Quantile Digest (q-digest)¶
Quantile Digest, or q-digest, is a tree-based stream summary algorithm that was proposed by Nisheeth Shrivastava, Subhash Suri et al. in 2004 in the context of monitoring distributed data from sensors.
from pdsa.rank.qdigest import QuantileDigest
qd = QuantileDigest(3, 5)
for i in range(100):
qd.add(random.randrange(0, 8))
qd.compress()
qd.quantile_query(0.5)
qd.inverse_quantile_query(5)
qd.interval_query(2, 6)
Build a q-digest¶
Quantile Digest is designed to be built on integer numbers from a known range.
The range of the supported integers is defined by the number of bytes in thier maximal representation. Thus, for k-bytes integers, the range will be [0, 2^k - 1].

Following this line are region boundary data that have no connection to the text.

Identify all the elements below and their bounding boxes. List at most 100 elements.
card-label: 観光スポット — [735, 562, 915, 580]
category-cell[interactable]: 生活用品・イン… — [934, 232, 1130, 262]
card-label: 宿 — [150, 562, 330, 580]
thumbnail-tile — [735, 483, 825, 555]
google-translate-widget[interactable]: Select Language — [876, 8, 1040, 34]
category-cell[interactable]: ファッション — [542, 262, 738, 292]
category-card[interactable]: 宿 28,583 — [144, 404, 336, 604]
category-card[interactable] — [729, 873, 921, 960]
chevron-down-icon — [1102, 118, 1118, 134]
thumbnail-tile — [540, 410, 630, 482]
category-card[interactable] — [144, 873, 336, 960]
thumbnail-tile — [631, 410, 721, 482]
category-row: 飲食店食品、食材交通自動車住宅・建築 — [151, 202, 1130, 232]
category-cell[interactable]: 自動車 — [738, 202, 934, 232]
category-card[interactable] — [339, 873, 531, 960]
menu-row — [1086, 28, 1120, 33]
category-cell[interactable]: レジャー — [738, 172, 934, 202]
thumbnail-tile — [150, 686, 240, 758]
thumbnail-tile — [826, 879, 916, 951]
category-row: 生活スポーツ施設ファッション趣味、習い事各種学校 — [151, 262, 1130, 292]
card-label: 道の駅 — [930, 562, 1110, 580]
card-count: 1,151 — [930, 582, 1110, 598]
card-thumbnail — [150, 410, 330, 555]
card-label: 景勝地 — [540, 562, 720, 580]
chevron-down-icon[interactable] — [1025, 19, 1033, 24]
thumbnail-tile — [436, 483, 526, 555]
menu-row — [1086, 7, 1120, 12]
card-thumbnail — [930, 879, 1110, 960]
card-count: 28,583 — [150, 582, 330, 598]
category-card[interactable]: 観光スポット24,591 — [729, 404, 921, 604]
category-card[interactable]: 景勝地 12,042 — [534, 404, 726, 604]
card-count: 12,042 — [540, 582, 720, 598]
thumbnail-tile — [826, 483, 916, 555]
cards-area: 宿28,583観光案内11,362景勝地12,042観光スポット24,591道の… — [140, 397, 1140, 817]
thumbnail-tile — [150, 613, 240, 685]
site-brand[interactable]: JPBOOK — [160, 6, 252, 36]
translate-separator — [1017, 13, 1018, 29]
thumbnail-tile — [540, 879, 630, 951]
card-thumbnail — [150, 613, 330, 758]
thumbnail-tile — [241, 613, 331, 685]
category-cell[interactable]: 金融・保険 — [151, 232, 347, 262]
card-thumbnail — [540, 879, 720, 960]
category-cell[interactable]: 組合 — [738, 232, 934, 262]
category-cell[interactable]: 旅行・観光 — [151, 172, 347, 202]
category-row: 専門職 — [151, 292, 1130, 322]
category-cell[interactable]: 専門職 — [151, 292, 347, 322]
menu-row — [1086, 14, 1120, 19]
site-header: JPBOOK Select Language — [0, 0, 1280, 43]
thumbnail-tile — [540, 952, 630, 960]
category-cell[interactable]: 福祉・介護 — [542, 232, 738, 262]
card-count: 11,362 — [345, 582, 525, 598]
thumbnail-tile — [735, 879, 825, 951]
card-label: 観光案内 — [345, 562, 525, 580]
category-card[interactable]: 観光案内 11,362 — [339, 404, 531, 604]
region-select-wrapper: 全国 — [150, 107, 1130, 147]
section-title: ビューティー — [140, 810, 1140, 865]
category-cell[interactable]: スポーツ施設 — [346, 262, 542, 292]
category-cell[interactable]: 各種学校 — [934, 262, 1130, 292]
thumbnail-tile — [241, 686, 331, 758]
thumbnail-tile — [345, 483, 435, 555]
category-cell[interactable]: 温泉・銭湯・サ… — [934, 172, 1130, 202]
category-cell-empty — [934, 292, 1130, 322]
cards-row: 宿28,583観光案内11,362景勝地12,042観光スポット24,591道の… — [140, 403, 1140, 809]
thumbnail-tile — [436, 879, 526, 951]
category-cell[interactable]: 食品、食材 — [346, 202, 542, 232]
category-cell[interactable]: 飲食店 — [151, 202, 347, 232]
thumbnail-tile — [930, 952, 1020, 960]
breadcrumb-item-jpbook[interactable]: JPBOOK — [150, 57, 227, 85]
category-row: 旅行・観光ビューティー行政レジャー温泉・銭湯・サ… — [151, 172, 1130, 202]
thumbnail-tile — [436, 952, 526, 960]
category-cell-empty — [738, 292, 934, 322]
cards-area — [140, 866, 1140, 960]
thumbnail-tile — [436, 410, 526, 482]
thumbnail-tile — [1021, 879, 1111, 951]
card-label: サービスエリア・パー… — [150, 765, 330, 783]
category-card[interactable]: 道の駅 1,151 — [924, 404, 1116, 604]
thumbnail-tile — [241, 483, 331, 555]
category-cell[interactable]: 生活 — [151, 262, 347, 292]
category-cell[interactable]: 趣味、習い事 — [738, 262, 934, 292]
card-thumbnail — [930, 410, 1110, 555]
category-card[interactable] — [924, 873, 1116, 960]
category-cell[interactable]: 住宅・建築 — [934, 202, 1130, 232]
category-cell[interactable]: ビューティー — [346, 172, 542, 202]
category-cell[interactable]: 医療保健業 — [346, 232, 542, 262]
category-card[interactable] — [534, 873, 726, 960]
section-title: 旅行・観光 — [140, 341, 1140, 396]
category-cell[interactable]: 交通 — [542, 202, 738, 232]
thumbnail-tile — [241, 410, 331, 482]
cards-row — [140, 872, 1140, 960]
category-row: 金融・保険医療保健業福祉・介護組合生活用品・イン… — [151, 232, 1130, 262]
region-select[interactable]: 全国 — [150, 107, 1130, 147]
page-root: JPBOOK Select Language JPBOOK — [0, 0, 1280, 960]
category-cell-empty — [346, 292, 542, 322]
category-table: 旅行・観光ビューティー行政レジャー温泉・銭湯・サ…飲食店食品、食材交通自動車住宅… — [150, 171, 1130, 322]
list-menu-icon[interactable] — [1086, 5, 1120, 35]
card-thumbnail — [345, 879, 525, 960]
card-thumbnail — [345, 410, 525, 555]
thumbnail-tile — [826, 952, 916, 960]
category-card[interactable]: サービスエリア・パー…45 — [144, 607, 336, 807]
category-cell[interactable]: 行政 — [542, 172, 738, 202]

from pdsa.rank.qdigest import QuantileDigest
qd = QuantileDigest(3, 5)
Note
The ranges up to 32 bytes only are supported in the current implementation.
Add element into q-digest¶
qd.add(5)
Quantile Query¶
Given a fraction q
from [0, 1], the quantile query
is about to find the value whose rank in a sorted sequence
of the n
values is q * n
.
qd.quantile_query(0.95)
Inverse Quantile Query¶
Given an element, the inverse quantile query is about to find its rank in sorted sequence of values.
qd.inverse_quantile_query(4)
Interval (range) Query¶
Given a value the interval (range) query is about to find the number of elements in the given range in the sequence of elements.
qd.interval_query(3, 6)
Merge q-digests¶
qd1.merge(qd2)
Warning
Only q-digets with same compression_factor and range are possible to merge correctly.
Length of the q-digest¶
Length of the q-digest is the number of buckets (nodes) included into the q-digest.
print(len(qd))
Size of the q-digest in bytes¶
print(qd.sizeof())
Warning
Since we can’t calculate exact size of a dict in Cython, this function return some estimation based an ideal size of keys, values of each bucket.
Count of elements in the q-digest¶
print(qd.count())
Warning
While we can’t say exactly which elements are in the q-digest, (because the compression is a lossy operation), it’s still possible to say how many in total elements were added.